Neuroprotective role of taurine on MK-801-induced memory impairment and hyperlocomotion in zebrafish

• Published in: Neurochemistry international Vol. 135; p. 104710
• Main Authors: Franscescon, Francini, Müller, Talise E., Bertoncello, Kanandra T., Rosemberg, Denis B.
• Format: Journal Article
• Language: English
• Published: England Elsevier Ltd 01.05.2020
• Subjects: Animals; Dizocilpine Maleate - toxicity; Dose-Response Relationship, Drug; Excitatory Amino Acid Antagonists - toxicity; Female; Gait Disorders, Neurologic - chemically induced; Gait Disorders, Neurologic - physiopathology; Gait Disorders, Neurologic - prevention & control; Glutamate excitotoxicity; Inhibitory avoidance task; Male; Memory deficit; Memory Disorders - chemically induced; Memory Disorders - physiopathology; Memory Disorders - prevention & control; Neuroprotection; Neuroprotective Agents - pharmacology; Neuroprotective Agents - therapeutic use; Schizophrenia; Taurine - pharmacology; Taurine - therapeutic use; Zebrafish; Schizophrenia; Neuroprotection; Zebrafish; Inhibitory avoidance task; Memory deficit; Glutamate excitotoxicity
• ISSN: 0197-0186; 1872-9754
• DOI: 10.1016/j.neuint.2020.104710

Schizophrenia is a neuropsychiatric condition that reaches around 1% of people worldwide. Because taurine exerts a neuroprotective role in the brain, this molecule is a promising candidate to reduce schizophrenia-like symptoms.

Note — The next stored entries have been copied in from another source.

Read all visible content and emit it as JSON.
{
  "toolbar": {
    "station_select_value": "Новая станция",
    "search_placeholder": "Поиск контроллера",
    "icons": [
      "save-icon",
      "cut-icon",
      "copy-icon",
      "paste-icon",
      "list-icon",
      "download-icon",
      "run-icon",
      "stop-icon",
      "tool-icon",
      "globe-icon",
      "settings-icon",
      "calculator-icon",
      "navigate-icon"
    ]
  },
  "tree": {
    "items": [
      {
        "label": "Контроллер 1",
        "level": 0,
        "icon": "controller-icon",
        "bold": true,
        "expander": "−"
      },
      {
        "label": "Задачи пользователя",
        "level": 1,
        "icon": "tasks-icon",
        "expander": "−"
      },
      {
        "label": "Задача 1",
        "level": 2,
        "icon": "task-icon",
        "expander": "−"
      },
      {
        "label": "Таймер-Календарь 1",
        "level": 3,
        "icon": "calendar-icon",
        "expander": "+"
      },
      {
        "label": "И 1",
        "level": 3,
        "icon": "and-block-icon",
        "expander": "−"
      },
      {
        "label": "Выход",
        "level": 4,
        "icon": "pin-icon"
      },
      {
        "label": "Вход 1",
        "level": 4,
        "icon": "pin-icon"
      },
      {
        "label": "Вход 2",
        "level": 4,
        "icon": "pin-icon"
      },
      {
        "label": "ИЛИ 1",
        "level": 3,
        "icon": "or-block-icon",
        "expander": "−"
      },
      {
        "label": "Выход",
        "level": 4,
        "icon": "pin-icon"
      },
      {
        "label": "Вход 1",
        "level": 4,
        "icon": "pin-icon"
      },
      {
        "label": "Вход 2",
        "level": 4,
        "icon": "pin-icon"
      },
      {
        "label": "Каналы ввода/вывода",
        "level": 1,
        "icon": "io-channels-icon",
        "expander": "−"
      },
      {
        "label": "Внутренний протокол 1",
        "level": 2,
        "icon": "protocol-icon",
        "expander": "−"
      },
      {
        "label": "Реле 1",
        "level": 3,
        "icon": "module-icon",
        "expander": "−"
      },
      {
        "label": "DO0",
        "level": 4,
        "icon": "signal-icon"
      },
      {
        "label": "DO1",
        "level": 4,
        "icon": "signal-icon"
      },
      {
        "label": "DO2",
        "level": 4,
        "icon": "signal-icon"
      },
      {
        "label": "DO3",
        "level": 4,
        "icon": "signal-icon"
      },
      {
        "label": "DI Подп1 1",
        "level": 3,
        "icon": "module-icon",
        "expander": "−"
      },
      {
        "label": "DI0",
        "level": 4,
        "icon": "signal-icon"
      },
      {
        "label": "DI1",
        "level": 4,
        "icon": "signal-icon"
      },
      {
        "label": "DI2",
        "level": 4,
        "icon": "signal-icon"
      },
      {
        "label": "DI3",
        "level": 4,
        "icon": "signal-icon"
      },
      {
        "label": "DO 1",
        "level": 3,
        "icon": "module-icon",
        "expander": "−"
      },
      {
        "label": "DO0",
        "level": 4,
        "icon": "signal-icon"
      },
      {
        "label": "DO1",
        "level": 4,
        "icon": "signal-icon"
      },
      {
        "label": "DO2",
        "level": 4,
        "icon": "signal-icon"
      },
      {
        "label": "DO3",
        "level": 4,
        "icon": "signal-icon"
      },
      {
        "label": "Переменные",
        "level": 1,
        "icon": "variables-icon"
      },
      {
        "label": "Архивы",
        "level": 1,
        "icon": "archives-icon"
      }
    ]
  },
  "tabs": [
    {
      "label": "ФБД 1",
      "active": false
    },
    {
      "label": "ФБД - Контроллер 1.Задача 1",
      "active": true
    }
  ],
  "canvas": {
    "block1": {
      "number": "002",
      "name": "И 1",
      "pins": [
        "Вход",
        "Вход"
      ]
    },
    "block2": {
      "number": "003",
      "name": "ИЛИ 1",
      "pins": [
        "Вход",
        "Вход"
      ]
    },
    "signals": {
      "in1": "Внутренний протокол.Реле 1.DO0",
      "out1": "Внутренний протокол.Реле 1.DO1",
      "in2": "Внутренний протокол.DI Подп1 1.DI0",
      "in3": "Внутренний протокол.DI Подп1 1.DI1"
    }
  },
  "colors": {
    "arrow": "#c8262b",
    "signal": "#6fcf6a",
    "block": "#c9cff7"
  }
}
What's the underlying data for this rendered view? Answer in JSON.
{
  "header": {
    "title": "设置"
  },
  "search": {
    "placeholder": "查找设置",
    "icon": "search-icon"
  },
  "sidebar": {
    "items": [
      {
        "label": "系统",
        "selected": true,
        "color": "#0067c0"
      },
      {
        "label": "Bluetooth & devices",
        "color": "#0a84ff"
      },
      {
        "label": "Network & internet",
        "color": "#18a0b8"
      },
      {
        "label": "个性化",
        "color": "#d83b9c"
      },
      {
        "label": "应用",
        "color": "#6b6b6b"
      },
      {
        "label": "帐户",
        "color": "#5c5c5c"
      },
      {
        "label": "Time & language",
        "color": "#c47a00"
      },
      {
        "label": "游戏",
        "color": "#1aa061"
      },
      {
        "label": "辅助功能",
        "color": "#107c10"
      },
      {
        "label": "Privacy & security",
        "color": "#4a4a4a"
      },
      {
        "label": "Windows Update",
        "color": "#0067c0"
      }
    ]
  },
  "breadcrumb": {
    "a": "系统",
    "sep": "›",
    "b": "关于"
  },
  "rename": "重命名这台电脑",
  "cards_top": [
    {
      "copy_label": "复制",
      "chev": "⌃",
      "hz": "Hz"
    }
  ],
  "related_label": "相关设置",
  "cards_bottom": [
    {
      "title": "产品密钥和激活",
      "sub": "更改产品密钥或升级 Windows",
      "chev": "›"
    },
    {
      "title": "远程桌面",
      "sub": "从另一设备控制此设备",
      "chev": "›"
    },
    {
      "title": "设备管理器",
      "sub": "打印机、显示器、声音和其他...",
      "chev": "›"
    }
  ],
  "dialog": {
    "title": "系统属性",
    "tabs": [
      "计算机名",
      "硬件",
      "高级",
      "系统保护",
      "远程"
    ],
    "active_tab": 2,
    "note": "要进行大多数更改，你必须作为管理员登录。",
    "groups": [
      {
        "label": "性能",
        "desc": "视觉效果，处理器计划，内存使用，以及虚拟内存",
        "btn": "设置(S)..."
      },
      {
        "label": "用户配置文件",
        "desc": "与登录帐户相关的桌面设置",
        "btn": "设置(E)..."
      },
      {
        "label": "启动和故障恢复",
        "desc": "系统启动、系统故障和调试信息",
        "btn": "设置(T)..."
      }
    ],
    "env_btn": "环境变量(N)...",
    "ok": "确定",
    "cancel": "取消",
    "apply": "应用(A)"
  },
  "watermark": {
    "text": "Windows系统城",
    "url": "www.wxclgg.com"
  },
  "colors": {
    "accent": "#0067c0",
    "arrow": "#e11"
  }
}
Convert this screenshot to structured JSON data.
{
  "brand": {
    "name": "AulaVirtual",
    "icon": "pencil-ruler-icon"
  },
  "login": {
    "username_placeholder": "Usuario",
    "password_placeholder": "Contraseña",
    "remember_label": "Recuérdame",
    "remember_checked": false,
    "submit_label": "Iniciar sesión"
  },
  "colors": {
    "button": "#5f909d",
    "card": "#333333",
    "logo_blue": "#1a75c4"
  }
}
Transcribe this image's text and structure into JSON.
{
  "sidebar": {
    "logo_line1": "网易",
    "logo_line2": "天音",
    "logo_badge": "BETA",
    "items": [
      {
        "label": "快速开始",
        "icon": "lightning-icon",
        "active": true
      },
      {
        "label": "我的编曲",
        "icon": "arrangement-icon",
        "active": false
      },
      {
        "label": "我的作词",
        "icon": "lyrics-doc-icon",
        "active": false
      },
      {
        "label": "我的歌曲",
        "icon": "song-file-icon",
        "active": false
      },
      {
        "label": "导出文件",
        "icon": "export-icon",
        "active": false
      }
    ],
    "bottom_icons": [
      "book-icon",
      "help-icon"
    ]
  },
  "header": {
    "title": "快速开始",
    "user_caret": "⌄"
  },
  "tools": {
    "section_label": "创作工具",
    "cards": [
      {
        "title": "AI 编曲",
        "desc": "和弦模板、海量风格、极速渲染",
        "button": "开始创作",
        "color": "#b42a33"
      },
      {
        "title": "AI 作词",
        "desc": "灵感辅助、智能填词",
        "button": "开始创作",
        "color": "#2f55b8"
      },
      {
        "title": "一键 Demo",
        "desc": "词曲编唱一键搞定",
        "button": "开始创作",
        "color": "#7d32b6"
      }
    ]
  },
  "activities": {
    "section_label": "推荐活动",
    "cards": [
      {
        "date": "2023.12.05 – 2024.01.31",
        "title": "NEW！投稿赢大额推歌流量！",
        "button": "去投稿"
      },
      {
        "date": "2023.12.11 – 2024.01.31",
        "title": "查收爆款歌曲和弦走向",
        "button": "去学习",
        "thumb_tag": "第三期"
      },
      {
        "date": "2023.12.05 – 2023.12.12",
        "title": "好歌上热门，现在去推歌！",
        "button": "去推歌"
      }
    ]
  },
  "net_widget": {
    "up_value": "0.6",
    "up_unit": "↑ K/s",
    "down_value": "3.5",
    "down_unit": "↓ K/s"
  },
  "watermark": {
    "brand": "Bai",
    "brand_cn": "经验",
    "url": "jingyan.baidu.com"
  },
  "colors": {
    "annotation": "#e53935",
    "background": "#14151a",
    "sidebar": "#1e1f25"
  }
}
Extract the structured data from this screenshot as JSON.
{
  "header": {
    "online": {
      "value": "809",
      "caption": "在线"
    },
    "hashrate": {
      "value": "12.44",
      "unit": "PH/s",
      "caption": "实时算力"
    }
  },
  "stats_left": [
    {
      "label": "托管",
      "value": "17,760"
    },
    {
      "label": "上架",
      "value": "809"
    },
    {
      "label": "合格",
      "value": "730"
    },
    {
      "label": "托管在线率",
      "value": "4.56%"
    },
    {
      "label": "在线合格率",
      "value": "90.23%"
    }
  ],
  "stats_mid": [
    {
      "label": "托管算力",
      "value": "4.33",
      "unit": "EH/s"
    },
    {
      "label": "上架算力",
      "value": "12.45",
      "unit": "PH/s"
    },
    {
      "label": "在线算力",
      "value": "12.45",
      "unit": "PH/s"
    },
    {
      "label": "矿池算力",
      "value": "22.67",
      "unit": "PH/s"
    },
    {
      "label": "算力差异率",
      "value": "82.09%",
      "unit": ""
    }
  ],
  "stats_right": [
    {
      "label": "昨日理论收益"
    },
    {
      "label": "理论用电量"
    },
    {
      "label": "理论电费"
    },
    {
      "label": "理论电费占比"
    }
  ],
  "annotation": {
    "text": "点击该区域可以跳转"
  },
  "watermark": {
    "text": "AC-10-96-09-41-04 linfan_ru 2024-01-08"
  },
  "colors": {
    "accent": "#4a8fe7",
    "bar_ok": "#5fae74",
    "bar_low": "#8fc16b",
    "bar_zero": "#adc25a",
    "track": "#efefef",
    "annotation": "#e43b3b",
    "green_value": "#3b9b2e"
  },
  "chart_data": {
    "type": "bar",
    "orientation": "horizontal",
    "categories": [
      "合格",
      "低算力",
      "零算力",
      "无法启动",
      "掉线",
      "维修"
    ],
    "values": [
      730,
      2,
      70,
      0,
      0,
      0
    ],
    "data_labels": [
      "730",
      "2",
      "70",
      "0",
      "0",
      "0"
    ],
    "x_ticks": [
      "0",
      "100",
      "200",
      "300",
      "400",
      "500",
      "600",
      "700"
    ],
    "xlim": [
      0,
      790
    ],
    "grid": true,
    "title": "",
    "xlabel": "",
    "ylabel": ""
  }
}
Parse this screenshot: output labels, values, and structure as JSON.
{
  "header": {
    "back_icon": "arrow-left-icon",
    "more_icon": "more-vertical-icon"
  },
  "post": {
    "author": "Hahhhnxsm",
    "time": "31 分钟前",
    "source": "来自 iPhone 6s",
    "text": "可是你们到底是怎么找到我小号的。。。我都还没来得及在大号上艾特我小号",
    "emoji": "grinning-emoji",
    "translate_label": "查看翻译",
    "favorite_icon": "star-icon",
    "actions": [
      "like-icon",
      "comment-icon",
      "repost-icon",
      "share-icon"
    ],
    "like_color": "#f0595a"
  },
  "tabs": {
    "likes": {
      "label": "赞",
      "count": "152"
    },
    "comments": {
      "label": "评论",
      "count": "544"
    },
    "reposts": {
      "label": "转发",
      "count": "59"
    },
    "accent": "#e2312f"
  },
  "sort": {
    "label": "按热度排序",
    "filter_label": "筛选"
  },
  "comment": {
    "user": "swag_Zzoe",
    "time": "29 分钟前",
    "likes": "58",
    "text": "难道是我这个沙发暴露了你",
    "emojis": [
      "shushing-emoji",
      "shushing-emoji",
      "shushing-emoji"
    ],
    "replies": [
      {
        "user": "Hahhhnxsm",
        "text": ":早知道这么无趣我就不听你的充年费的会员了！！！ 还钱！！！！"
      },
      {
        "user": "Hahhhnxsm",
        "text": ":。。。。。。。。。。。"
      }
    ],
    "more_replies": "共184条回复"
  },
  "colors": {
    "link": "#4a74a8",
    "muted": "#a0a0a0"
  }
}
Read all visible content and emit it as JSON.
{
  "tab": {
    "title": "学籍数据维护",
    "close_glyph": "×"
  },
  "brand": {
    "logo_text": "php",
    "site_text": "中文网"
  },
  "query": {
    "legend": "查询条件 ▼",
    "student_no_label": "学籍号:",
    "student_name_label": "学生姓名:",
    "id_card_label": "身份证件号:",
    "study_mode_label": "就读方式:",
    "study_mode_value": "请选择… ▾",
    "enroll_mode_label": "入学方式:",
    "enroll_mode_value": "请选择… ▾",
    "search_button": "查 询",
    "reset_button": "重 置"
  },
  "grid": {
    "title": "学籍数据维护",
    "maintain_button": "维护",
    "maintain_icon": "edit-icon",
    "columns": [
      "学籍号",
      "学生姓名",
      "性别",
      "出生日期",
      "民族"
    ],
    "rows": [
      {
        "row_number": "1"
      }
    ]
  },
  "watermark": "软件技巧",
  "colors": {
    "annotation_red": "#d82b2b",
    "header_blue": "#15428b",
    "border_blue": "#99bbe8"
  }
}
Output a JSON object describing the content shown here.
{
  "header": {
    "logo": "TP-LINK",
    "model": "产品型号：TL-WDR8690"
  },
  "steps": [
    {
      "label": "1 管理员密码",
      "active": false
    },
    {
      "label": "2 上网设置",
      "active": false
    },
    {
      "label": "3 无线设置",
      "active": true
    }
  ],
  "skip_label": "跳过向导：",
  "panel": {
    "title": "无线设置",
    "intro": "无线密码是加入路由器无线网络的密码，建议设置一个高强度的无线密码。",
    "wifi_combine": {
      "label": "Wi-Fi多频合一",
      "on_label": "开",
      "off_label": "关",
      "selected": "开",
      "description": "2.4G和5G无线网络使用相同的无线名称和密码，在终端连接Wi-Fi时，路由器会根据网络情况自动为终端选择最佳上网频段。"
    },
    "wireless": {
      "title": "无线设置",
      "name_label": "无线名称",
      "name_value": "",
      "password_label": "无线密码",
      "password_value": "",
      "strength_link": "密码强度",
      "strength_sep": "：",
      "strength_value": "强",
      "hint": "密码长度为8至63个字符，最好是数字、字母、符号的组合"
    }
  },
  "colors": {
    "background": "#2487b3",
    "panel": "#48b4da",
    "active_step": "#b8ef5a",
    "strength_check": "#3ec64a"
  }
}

Here, we investigated a possible neuroprotective role of taurine against MK-801-induced memory deficit and hyperlocomotion in zebrafish using the inhibitory avoidance task and the novel tank diving test, respectively. First, we assessed the influence of different MK-801 doses (0.1, 0.3, 0.5, 1 and 2 mg/kg, i.p.) on memory consolidation. Although all MK-801 doses tend to reduce the retention index, only 2 mg/kg MK-801 showed robust amnesic effects. Then, we evaluated whether taurine pretreatments (42, 150 and 400 mg/L for 60 min) prevent MK-801-induced cognitive impairment. Immediately after the training, animals were exposed to non-chlorinated water or taurine and subsequently challenged with 2 mg/kg MK-801, i.p. The test session was performed 24 h after training. Although taurine alone did not change memory retention when compared with control, taurine pretreatments prevented MK-801-induced memory deficit. Importantly, no locomotor changes were observed 24 h after the training session. In the novel tank diving test, MK-801 induced hyperlocomotion and disrupted vertical activity, while 400 mg/L taurine pretreatment prevented these effects. Overall, our novel findings indicate a neuroprotective role of taurine against MK-801-induced memory deficit and hyperlocomotion, reinforcing the growing utility of zebrafish models to investigate the beneficial effects of different compounds against glutamate excitotoxicity. •Low MK-801 doses (0.1–1.0 mg/kg) do not affect memory consolidation in zebrafish.•MK-801 (2 mg/kg) impairs memory consolidation in the inhibitory avoidance task.•Taurine exerts a neuroprotective role by preventing MK-801-induced memory deficit.•MK-801 and taurine do not change locomotion 24 h after exposure.•Taurine prevents MK-801-induced hyperlocomotion and changes in vertical activity.